GenderQueer by Allan D. Hunter is out now. This is a coming-out story of a male-bodied girl-gendered hetero genderqueer, entertaining true-life drama that will particularly appeal to anyone exploring gender/orientation issues.
Nonfiction, but written as a narrative tale. Topically akin to Leslie Feinberg’s STONE BUTCH BLUES, Daphne Scholinski’s THE LAST TIME I WORE A DRESS; stylistically similar to Jennifer Boylan’s SHE’S
NOT THERE. A different story. Nearly all other “trans” memoirs are by people who feel they were “born in the wrong body.” This one isn’t.
Derek is a girl.
He wasn’t one of the boys as a kid; he admired, befriended, and socialized with the girls and always knew he was one of them, despite being male.

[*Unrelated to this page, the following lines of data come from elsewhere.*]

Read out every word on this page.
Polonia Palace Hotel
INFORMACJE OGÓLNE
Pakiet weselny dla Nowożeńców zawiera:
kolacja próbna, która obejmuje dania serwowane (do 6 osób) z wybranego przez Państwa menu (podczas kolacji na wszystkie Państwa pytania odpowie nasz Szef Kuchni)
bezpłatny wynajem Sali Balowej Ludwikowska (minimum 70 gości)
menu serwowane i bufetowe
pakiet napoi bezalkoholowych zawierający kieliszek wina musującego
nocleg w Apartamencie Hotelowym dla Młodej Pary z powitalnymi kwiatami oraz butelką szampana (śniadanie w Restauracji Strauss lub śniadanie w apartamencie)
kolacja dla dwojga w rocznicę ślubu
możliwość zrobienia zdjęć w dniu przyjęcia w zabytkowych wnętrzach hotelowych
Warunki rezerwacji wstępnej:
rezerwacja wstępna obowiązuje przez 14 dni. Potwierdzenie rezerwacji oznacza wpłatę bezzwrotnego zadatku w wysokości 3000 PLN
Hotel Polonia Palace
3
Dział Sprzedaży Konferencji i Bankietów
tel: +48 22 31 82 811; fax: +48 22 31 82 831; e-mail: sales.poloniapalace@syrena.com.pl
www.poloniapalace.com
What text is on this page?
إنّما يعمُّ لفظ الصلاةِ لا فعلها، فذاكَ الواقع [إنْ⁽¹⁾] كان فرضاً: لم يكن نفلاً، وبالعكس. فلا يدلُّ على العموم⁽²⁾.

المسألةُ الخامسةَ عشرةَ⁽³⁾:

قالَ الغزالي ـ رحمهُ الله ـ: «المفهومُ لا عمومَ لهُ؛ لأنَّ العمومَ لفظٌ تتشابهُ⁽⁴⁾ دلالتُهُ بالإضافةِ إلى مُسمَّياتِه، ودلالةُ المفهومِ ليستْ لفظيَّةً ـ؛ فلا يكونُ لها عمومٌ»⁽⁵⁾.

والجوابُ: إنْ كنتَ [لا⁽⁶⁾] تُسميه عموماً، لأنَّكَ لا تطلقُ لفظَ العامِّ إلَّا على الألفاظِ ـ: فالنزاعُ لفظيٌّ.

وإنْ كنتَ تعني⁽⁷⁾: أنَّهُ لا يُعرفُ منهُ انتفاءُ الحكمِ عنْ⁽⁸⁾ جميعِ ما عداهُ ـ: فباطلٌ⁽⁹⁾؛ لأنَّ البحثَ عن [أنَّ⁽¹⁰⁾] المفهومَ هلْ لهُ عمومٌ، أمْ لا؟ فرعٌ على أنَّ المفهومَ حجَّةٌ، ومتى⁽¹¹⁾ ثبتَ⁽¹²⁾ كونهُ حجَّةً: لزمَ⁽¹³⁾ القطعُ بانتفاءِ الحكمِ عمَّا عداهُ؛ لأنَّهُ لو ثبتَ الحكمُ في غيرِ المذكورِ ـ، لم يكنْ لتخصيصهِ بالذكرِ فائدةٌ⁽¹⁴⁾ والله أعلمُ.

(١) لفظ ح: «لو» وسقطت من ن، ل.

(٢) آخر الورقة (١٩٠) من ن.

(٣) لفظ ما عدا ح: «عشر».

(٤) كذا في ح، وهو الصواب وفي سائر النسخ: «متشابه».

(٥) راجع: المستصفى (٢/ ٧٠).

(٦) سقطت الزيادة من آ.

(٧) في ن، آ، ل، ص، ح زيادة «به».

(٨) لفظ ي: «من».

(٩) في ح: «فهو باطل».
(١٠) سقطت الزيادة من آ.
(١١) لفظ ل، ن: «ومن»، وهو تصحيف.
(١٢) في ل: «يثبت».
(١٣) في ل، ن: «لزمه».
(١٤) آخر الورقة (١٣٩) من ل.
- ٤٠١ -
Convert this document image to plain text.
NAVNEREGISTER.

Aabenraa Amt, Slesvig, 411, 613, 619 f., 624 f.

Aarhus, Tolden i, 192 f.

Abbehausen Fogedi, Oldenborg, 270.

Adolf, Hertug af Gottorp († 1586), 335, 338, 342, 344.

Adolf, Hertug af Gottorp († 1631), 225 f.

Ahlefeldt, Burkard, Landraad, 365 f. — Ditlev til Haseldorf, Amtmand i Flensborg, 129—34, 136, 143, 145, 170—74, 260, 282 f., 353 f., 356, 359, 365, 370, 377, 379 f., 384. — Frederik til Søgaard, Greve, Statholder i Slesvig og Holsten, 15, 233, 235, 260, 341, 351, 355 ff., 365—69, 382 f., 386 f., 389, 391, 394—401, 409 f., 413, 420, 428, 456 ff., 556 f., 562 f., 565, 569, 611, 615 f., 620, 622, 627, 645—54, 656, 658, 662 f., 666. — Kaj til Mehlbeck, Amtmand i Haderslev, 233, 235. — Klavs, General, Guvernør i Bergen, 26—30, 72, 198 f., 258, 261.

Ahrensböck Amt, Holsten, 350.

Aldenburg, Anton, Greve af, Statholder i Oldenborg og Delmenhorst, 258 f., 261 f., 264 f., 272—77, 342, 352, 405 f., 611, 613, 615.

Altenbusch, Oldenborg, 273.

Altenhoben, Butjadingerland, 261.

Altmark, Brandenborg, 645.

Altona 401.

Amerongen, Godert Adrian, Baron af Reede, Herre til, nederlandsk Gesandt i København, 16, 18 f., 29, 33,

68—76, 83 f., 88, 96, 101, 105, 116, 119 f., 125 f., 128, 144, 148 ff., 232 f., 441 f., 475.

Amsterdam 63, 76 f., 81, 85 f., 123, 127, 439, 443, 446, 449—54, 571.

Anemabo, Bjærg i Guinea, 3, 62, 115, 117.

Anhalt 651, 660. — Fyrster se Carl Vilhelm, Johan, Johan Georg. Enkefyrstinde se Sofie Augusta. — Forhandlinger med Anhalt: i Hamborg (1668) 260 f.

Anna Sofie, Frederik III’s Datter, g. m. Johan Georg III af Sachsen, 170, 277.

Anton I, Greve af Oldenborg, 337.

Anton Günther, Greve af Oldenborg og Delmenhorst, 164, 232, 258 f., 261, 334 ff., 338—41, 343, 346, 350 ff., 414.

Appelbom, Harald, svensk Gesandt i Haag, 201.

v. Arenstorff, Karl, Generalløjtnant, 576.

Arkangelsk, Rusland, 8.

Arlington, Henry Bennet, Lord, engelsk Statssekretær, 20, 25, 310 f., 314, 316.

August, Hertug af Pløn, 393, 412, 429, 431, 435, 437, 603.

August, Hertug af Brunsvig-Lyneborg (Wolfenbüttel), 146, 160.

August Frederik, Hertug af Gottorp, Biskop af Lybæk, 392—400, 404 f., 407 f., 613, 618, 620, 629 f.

That wasn’t always accepted or understood, but he didn’t care: he knew who he was.
Now he’s a teenager and boys, and girls are flirting, and dating and his identity has become a lot more complicated: he’s attracted to the girls. The OTHER girls. The female ones.
GENDERQUEER: A STORY FROM A DIFFERENT CLOSET is a 96,000-word memoir – a coming-of-age (and coming-out) story – set in the 1970s but aimed at today’s gender-questioning world.
Junior high to college, the stage on which Derek’s adolescence and early adulthood take place, is mostly hostile to gay people. Transgender isn’t a word in everyday use yet, and against this backdrop, Derek seeks friends and companions and someone to love in a world that has no name or concept for who he is. Years of painful questioning, vulnerability, and confusion are interspersed with fragile optimism and hope and a willful determination to survive.
In 1980, 20 years before the word “genderqueer” would roll off anyone’s tongues, Derek takes a close look at himself and finally comes out: “I’m a girl, that’s my gender; I’m male, that’s my sex; I’m attracted to females, that’s my orientation.”
Thirty years later, the average liberally tolerant person who knows about “genderqueer” may think-if not necessarily say to our faces- that if there weren’t already a subgroup of people already out there
“doing genderqueer,” we’d never come up with it on our own; that it isn’t a real gender or sexual identity the way that being lesbian or gay, or even trans, is, with real suffering and alienation anchored
in the way, that who we are isn’t what is expected based on our bodies.
This is a first-hand story in which genderqueer as a sense of identity is *emergent*, both for the main character Derek and for the reader, for whom it is displayed so they can see for themselves the gradual process of formulating an identity that diverges from that of other people.
GENDERQUEER will be a resource for anyone exploring questions of identity and questioning their own sexuality.
I have to say author Allan D. Hunter did a great job in this memoir novel. It took heart to write this novel and connect the reader to Derek in the way Hunter did. He did a great job of bringing to light a subject matter that isn’t out there as much as it should be. This book is very original, and the voice conveyed through the character really drew me in. Following Derek throughout his life and having him question things, I believe, will connect with a lot of readers and give you a new perspective.